Свой первый дом мои родители купили на участке, где раньше росла манговая роща. Там осталось много манговых деревьев, плоды с которых падали на крыши наших машин, обдирая с них краску. Как и остальные дома в округе, наш был построен из бетона, оборудован кондиционером и средствами защиты от саламандр, грабителей и капризов погоды. Иногда к нам, проникая через вентиляцию, заползала точечная ошейниковая змея. Мы почти никогда не ходили на пляж.

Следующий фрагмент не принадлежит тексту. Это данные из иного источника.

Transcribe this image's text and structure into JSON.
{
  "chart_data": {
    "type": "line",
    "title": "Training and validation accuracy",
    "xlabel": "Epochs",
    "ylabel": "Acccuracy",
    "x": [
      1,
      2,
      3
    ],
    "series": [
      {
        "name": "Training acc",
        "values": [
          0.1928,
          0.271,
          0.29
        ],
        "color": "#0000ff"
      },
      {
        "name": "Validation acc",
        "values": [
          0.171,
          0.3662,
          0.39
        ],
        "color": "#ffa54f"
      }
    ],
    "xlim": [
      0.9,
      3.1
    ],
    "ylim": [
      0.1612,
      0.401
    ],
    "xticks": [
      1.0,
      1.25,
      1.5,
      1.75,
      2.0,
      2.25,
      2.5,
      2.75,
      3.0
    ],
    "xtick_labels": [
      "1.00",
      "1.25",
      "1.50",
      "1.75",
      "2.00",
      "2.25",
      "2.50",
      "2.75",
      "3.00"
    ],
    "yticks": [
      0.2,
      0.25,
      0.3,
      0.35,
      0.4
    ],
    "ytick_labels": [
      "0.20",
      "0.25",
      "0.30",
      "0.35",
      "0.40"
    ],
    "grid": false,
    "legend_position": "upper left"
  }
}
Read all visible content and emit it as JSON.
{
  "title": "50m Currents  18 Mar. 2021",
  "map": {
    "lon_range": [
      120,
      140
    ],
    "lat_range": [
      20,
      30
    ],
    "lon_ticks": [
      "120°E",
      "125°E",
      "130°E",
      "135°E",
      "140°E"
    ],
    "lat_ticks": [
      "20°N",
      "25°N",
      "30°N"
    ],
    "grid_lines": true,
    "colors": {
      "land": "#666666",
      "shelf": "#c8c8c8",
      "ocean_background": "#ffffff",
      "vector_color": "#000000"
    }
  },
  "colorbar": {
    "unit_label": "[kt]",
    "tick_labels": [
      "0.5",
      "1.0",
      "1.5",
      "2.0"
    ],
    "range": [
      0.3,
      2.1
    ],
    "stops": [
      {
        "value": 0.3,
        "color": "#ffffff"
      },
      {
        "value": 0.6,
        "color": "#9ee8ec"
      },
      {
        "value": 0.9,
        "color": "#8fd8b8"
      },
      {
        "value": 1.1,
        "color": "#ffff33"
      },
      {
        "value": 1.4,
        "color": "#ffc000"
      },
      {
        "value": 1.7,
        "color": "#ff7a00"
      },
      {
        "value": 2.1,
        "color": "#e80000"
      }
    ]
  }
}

Практически все жители Майами приехали сюда откуда-нибудь еще. Наши соседи-кубинцы жили в полной уверенности, что скоро вернутся в Гавану. Большинство друзей моих родителей говорили или с бруклинским, или с похожим на бруклинский акцентом. Мы делали вид, что в Южной Флориде те же времена года, что в Нью-Йорке, хотя на рождественской фотографии я стою рядом с Санта-Клаусом загорелая и в шортах.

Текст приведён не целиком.